The Pound-to-Dollar rate will make further gains in 2018, supported by a backdrop of easing Brexit risks and stunted US inflation, or so go the forecasts of a broad range of analysts.
Almost all of those analysts predict the Dollar will either weaken again or flatline which, when combined with a stronger Pound, will help lift the GBP/USD exchange rate.
The average of all forecasts obtained by Pound Sterling Live stands at 1.37 for the end of 2018 - higher than the current market rate of 1.34.
Above: Pound Sterling Live compilation of forecasts.
Analysts and strategists at Barclays, BMO Capital Markets, ING and Societe Generale all have an outright negative view of the US Dollar’s prospects in 2018. ABN Amro, UBS, and Credit Agricole are all neutral.
Frequently found among the reasons for the lacklustre outlook is the 'Rest of World' growth performance, which will reduce the relative attractiveness of the US Dollar and associated assets in 2018.

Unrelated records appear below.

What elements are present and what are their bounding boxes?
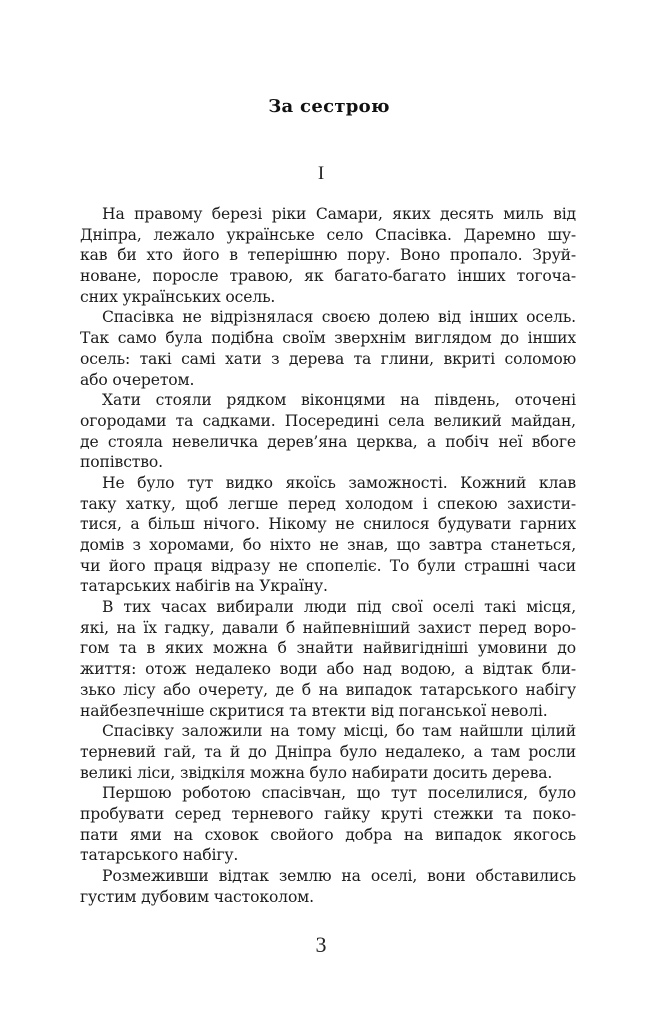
paragraph xyxy=(80,204,576,307)
text-line: Не було тут видко якоїсь заможності. Кожний клав xyxy=(102,473,576,492)
text-line: густим дубовим частоколом. xyxy=(80,887,314,906)
paragraph xyxy=(80,866,576,907)
text-line: В тих часах вибирали люди під свої оселі такі місця, xyxy=(102,598,576,617)
text-line: огородами та садками. Посередині села великий майдан, xyxy=(80,411,576,430)
text-line: пробувати серед терневого гайку круті стежки та поко- xyxy=(80,804,576,823)
text-line: Першою роботою спасівчан, що тут поселилися, було xyxy=(102,784,576,803)
text-line: чи його праця відразу не спопеліє. То були страшні часи xyxy=(80,556,576,575)
text-line: сних українських осель. xyxy=(80,287,276,306)
paragraph xyxy=(80,721,576,783)
text-line: Розмеживши відтак землю на оселі, вони обставились xyxy=(102,867,576,885)
text-line: таку хатку, щоб легше перед холодом і спекою захисти- xyxy=(80,494,576,513)
text-line: На правому березі ріки Самари, яких десять миль від xyxy=(102,205,576,223)
paragraph xyxy=(80,473,576,597)
text-line: великі ліси, звідкіля можна було набирати досить дерева. xyxy=(80,763,553,782)
text-line: Дніпра, лежало українське село Спасівка. Даремно шу- xyxy=(80,225,576,244)
chapter-number: I xyxy=(317,163,325,184)
paragraph xyxy=(80,783,576,866)
text-line: гом та в яких можна б знайти найвигідніші умовини до xyxy=(80,639,576,658)
text-line: тися, а більш нічого. Нікому не снилося будувати гарних xyxy=(80,515,576,534)
text-line: татарських набігів на Україну. xyxy=(80,577,328,596)
text-line: попівство. xyxy=(80,453,163,472)
text-line: терневий гай, та й до Дніпра було недалеко, а там росли xyxy=(80,742,576,761)
page-number: 3 xyxy=(315,932,327,957)
text-line: Спасівка не відрізнялася своєю долею від інших осель. xyxy=(102,308,576,327)
text-line: татарського набігу. xyxy=(80,846,239,865)
text-line: домів з хоромами, бо ніхто не знав, що завтра станеться, xyxy=(80,536,576,554)
text-line: життя: отож недалеко води або над водою, а відтак бли- xyxy=(80,660,576,679)
text-line: пати ями на сховок свойого добра на випадок якогось xyxy=(80,825,576,844)
text-line: кав би хто його в теперішню пору. Воно пропало. Зруй- xyxy=(80,246,576,265)
text-line: осель: такі самі хати з дерева та глини, вкриті соломою xyxy=(80,349,576,368)
text-line: найбезпечніше скритися та втекти від поганської неволі. xyxy=(80,701,548,720)
text-line: де стояла невеличка дерев’яна церква, а побіч неї вбоге xyxy=(80,432,576,451)
text-line: Спасівку заложили на тому місці, бо там найшли цілий xyxy=(102,722,576,741)
text-line: які, на їх гадку, давали б найпевніший захист перед воро- xyxy=(80,618,576,637)
text-line: або очеретом. xyxy=(80,370,195,389)
paragraph xyxy=(80,597,576,721)
body-text xyxy=(80,204,576,907)
text-line: Так само була подібна своїм зверхнім виглядом до інших xyxy=(80,329,576,348)
page-title: За сестрою xyxy=(268,96,390,118)
text-line: новане, поросле травою, як багато-багато інших тогоча- xyxy=(80,267,576,286)
paragraph xyxy=(80,307,576,390)
paragraph xyxy=(80,390,576,473)
text-line: Хати стояли рядком віконцями на південь, оточені xyxy=(102,391,576,410)
text-line: зько лісу або очерету, де б на випадок татарського набігу xyxy=(80,680,576,699)
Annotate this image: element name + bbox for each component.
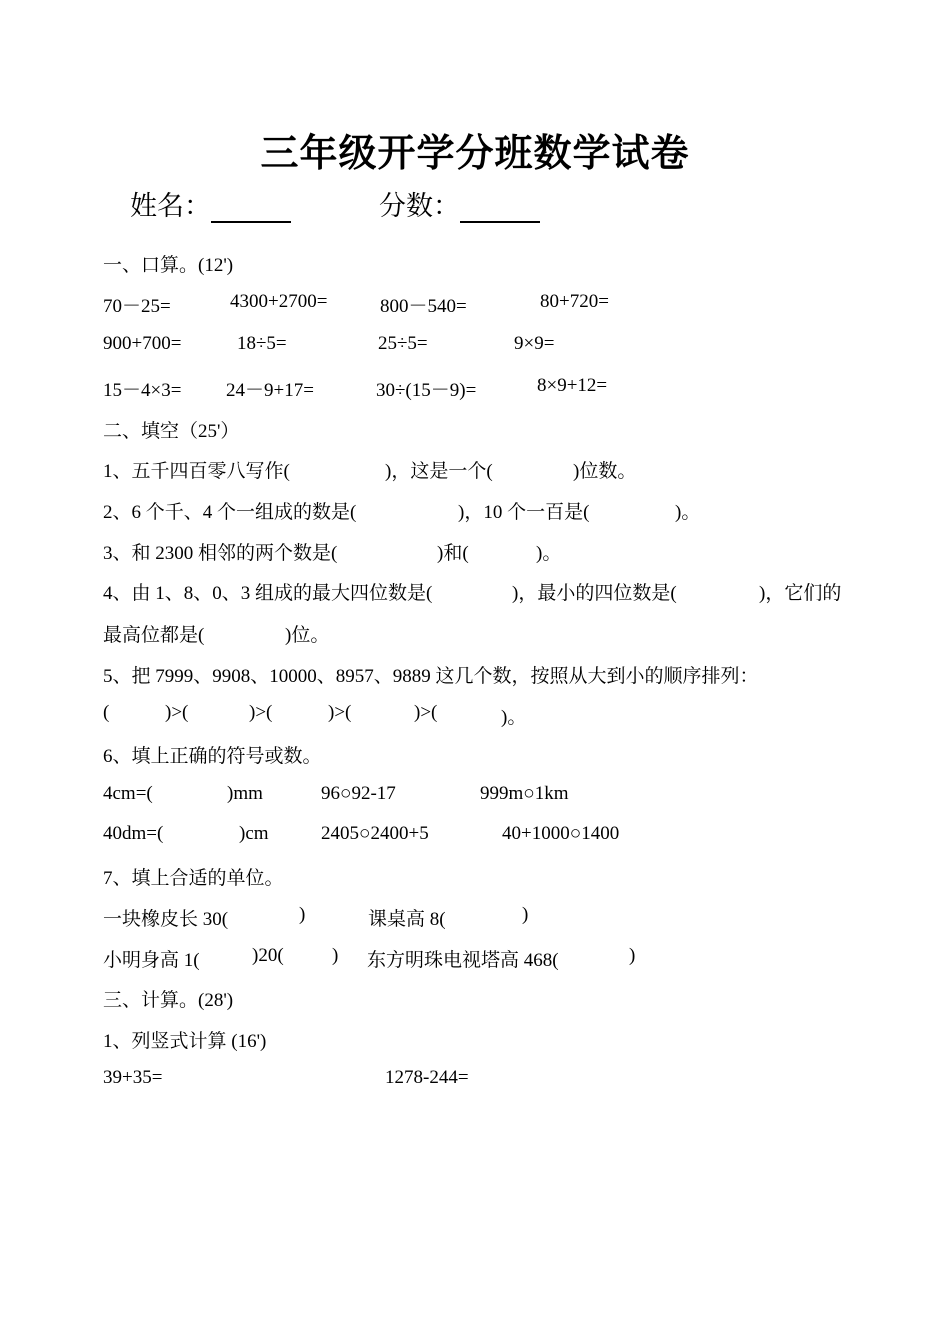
q3-text: )和( [437,543,469,564]
oral-item: 18÷5= [237,333,287,354]
q7-text: ) [522,904,529,925]
q7-text: )20( [252,945,284,966]
q6-text: )mm [227,783,263,804]
name-score-row [130,184,540,223]
fill-q7: 7、填上合适的单位。 [103,868,284,889]
fill-q6: 6、填上正确的符号或数。 [103,746,322,767]
oral-item: 25÷5= [378,333,428,354]
q6-text: 40dm=( [103,823,164,844]
q7-text: ) [629,945,636,966]
calc-item: 39+35= [103,1067,163,1088]
calc-item: 1278-244= [385,1067,469,1088]
fill-q5: 5、把 7999、9908、10000、8957、9889 这几个数，按照从大到小的顺序排列： [103,666,759,687]
q6-text: 96○92-17 [321,783,396,804]
q5-text: ( [103,702,110,723]
q5-text: )>( [328,702,352,723]
q3-text: )。 [536,543,562,564]
oral-item: 800－540= [380,296,467,317]
q6-text: 40+1000○1400 [502,823,620,844]
section3-sub1: 1、列竖式计算 (16') [103,1031,267,1052]
section3-heading: 三、计算。(28') [103,990,234,1011]
q4-text: 4、由 1、8、0、3 组成的最大四位数是( [103,583,433,604]
page-title: 三年级开学分班数学试卷 [260,130,690,175]
q6-text: 999m○1km [480,783,569,804]
q6-text: 4cm=( [103,783,153,804]
q7-text: ) [299,904,306,925]
q1-text: 1、五千四百零八写作( [103,461,290,482]
q5-text: )>( [414,702,438,723]
section2-heading: 二、填空（25'） [103,421,240,442]
q7-text: 课桌高 8( [368,909,446,930]
q3-text: 3、和 2300 相邻的两个数是( [103,543,338,564]
name-label: 姓名： [130,191,211,222]
q7-text: 小明身高 1( [103,950,200,971]
q7-text: ) [332,945,339,966]
q6-text: 2405○2400+5 [321,823,429,844]
oral-item: 30÷(15－9)= [376,380,477,401]
q1-text: )，这是一个( [385,461,493,482]
q4-text: )，它们的 [759,583,842,604]
q4-text: )，最小的四位数是( [512,583,677,604]
q2-text: )。 [675,502,701,523]
oral-item: 24－9+17= [226,380,314,401]
q7-text: 东方明珠电视塔高 468( [367,950,559,971]
q1-text: )位数。 [573,461,637,482]
q4-text: 最高位都是( [103,625,205,646]
q5-text: )>( [165,702,189,723]
section1-heading: 一、口算。(12') [103,255,234,276]
q4-text: )位。 [285,625,330,646]
q5-text: )。 [501,707,527,728]
score-blank[interactable] [460,191,540,223]
q5-text: )>( [249,702,273,723]
oral-item: 80+720= [540,291,609,312]
oral-item: 9×9= [514,333,555,354]
oral-item: 900+700= [103,333,182,354]
q7-text: 一块橡皮长 30( [103,909,229,930]
oral-item: 4300+2700= [230,291,328,312]
oral-item: 8×9+12= [537,375,608,396]
oral-item: 15－4×3= [103,380,182,401]
q2-text: 2、6 个千、4 个一组成的数是( [103,502,357,523]
q2-text: )，10 个一百是( [458,502,590,523]
q6-text: )cm [239,823,269,844]
oral-item: 70－25= [103,296,171,317]
name-blank[interactable] [211,191,291,223]
score-label: 分数： [379,191,460,222]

Better growth in the rest of world will draw funds out of Dollars and into myriad other currencies as the world catches up with the US post-crisis recovery and investors scramble to get a piece of the action.
Another major theme to play a part in Dollar weakness is subdued inflation in the US. It may seem counterintuitive but in today's world traders are waiting for inflation, which erodes the value of a currency, because higher inflation will also lead to higher interest rates.

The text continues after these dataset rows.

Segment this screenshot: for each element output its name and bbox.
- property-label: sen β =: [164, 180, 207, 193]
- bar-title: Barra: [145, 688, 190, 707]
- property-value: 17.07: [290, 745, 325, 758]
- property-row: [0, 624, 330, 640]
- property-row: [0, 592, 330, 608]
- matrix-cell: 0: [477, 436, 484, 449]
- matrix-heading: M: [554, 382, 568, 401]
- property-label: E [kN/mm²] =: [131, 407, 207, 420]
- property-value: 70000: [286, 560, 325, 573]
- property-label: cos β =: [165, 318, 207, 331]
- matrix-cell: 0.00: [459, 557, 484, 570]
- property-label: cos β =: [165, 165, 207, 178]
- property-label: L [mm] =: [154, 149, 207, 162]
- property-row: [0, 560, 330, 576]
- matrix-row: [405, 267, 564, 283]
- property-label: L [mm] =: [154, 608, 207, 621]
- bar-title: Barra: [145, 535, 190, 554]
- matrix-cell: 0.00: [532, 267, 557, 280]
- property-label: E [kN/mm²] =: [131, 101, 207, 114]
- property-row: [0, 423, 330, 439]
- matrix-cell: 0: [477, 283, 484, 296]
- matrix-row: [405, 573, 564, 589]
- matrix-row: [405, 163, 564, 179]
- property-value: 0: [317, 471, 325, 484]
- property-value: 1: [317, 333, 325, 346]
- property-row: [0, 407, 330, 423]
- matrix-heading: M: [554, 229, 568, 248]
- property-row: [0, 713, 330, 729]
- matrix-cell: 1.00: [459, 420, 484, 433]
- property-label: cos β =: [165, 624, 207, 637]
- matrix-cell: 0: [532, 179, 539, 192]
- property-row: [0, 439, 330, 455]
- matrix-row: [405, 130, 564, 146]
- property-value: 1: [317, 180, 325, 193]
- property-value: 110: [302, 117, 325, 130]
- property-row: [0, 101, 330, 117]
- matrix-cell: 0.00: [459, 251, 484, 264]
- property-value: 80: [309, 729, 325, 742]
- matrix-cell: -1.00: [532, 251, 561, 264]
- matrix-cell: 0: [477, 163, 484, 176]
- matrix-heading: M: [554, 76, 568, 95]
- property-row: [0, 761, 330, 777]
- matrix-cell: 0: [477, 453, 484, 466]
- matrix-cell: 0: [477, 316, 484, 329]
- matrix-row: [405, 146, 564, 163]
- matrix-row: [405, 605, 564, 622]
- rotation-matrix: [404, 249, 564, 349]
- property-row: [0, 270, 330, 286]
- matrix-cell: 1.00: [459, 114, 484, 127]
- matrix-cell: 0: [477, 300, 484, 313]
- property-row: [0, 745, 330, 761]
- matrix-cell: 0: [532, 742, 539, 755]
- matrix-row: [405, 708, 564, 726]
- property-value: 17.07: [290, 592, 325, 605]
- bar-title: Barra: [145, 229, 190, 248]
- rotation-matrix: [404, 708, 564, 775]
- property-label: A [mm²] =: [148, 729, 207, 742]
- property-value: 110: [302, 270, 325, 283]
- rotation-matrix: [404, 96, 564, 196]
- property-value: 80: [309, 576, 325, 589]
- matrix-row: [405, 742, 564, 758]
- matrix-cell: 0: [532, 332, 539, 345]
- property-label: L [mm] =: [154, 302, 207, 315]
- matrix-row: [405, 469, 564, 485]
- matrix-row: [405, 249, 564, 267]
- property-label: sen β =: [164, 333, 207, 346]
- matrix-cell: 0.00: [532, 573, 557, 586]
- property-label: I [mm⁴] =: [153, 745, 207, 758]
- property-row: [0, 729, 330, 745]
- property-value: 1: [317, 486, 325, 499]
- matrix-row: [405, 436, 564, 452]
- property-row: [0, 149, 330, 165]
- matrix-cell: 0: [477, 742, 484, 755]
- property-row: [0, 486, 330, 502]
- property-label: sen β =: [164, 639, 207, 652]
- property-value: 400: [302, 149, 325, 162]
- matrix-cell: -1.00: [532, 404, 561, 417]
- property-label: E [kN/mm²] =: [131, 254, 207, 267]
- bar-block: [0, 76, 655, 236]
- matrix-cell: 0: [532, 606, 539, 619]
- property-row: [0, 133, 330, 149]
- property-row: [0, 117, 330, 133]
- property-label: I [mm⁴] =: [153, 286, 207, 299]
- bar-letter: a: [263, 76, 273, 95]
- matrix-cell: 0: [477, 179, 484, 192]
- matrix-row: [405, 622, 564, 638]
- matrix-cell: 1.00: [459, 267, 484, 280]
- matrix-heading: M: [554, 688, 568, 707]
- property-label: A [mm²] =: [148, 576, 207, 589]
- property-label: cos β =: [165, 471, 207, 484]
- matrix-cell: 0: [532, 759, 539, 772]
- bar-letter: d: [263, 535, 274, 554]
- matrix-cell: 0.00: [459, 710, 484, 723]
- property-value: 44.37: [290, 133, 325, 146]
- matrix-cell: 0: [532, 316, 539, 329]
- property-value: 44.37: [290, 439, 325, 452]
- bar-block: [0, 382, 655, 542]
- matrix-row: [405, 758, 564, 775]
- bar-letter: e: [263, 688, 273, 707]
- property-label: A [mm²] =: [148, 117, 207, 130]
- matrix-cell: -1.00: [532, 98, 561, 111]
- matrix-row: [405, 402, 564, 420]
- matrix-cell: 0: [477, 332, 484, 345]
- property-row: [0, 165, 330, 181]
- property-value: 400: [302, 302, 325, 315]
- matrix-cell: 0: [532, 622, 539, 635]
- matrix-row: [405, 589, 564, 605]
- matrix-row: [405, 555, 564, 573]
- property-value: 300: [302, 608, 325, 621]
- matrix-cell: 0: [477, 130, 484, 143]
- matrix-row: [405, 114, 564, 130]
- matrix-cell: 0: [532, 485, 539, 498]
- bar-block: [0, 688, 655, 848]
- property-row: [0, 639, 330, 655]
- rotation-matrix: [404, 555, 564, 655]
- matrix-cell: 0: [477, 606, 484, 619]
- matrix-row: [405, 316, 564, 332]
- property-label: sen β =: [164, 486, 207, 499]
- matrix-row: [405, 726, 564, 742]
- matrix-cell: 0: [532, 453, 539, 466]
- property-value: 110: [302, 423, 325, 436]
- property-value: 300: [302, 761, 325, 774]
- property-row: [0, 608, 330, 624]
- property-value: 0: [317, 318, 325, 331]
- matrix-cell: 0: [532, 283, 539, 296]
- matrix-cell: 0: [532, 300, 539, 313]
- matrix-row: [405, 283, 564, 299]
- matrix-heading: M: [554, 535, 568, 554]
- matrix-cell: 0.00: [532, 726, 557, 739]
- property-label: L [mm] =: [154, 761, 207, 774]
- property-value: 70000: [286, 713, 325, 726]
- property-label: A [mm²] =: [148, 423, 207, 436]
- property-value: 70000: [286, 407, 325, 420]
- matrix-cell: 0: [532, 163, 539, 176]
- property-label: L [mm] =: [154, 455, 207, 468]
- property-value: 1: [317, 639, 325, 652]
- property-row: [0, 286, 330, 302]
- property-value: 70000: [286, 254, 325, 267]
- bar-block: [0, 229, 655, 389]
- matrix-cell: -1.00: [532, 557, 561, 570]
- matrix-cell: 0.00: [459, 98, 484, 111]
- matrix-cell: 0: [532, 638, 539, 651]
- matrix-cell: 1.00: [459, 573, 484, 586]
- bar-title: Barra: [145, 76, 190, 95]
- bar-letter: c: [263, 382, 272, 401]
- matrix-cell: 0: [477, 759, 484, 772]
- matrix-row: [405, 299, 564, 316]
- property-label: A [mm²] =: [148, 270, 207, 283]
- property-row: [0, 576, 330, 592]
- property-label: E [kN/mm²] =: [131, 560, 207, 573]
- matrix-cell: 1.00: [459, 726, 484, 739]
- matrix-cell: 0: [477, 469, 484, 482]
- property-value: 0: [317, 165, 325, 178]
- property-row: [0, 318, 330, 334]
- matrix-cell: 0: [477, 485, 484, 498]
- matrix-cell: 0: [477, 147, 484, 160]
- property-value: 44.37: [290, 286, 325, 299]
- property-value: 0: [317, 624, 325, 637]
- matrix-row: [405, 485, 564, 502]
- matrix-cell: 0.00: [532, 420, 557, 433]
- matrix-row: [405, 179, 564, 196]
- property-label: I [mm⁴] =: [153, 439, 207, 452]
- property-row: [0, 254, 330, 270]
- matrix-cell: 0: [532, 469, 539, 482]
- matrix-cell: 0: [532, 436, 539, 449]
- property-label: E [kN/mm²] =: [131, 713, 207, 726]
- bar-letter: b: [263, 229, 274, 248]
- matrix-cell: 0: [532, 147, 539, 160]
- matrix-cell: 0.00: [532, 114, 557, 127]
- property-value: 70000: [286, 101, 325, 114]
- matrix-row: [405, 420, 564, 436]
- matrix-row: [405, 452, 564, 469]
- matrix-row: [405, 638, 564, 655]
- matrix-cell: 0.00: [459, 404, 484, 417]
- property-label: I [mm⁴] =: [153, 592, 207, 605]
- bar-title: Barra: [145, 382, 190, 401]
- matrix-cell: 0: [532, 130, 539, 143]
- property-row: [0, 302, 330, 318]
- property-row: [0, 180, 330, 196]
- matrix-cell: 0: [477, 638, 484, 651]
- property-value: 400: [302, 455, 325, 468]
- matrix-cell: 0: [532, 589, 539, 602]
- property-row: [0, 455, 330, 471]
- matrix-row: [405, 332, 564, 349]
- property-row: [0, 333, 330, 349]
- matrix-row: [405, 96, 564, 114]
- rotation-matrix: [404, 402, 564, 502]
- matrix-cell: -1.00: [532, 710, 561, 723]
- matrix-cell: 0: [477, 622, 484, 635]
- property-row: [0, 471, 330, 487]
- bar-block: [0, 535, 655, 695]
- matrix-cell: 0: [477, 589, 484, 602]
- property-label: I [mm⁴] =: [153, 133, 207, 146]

Higher interest rates attract capital from speculators and foreign investors, both of which lift the currency concerned, thus in a roundabout way higher inflation strengthens currencies.
In the US, inflation has remained subdued below the Federal Reserve’s target, despite a broad strengthening of the economy, and analysts are betting this trend will extend into 2018.
The view is neatly summed up by Georgette Boele, a strategist at Credit Agricole, who wrote in a recent note that subdued inflation is "preventing a sustained medium-term uptrend in the Dollar.”
Above: Pound Sterling Live compilation of forecasts
Sterling To Exit the Ashes
The Pound overall is seen as having the potential to rise in 2018. Most analysts have flagged how undervalued it is compared to their valuation models, metrics, and historical averages.
Kit Juckes, Societe Generale’s chief foreign exchange strategist, says Sterling will spend 2018 "bumping along the bottom," unable to rise because of poor economic data but already so undervalued it "cannot get any cheaper than it already is."
Credit Agricole says downside is "limited" due to the already heavy weight of a Brexit premium, which has had as damaging an effect on the exchange rate as it could even in the worst case scenario of a move to a World Trade Organization trading relationship with the EU.
Consensus - and this is among those who are normally more pessimistic on the Pound - seems to be that the only way is up for Sterling in 2018.
The more optimistic bunch have also gone as far as to suggest Brexit risks will probably ease in 2018, saying politicians will want to avoid a “cliff-edge” Brexit that they say might have potentially catastrophic economic consequences.
As a result, concessions in order to achieve an exit deal are more likely than not, even if at the eleventh hour.
UBS stands out as the only major bank with a negative view of Sterling in 2018, with its analysis forecasting that a "decelerating economy compounds uncertainty around Brexit" in the year ahead.
The Importance of 'Return'
The return an investor gets above the rate of inflation is a major consideration in currency valuations, according to one school of thought and it features heavily in the forecasts by Morgan Stanley and ABN Amro.
The return above inflation is called the "real yield" in bond market parlance and there is often a very tight correlation between the 'real yield' return and currency returns.
The graph below provided by ABN Amro shows how tight the relationship is:
US real yields are forecast to remain either neutral (ABN Amro) or "limited" in the case of Morgan Stanley, because these banks forecast that US inflation will actually rise next year and that this will erode the additional return over inflation offered by US bonds.
In contrast, UK real yields are expected to rise as UK inflation falls as the referendum fall in the Pound falls out of the prior year comparison period and due to the delayed impact of a stronger Pound against the Dollar in 2017. Sterling has risen by 8.5% versus the greenback this year, although it is still 9.4% below its pre-referendum level.
Next year’s flow of funds is likely to favour the Pound, therefore, leading to a rise in GBP/USD.